The nth term of an arithmetic progression is defined by N = a + (n-1)d where N = the nth term, a = the first term and d = the common difference.
Therefore,
85 = 100 + (6 - 1)d
-15 = 5d making d = -3
The 50th term then becomes
N(50) = 85 + (50 - 1)(-3) = ?
ah what!!!!!!!!!!!!!!!!!!!
Yes, you can use the formula an = a1 + (n-1)d to find the nth term in an arithmetic sequence, where a1 is the first term, d is the common difference, and n is the term number you want to find.

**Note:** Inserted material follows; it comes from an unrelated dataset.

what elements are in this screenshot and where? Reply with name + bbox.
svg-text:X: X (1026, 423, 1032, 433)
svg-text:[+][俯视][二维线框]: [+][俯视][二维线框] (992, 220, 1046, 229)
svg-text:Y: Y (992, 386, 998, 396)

In this case, you are given the first term (a1 = 100) and the sixth term (a6 = 85). You want to find the common difference (d) and the 50th term (a50).
To find the common difference (d), you can use the formula:
a6 = a1 + (6-1)d
Plugging in the given values:
85 = 100 + 5d
Now, you can solve for d:
85 - 100 = 5d
-15 = 5d
d = -15/5
d = -3
So, the common difference is -3.
To find the 50th term (a50), you can use the same formula, but this time the term number is 50:
a50 = a1 + (50-1)d
Substituting the values:
a50 = 100 + (50-1)(-3)
Simplifying the expression:
a50 = 100 + 49(-3)
a50 = 100 - 147
a50 = -47
Therefore, the 50th term of the sequence is -47.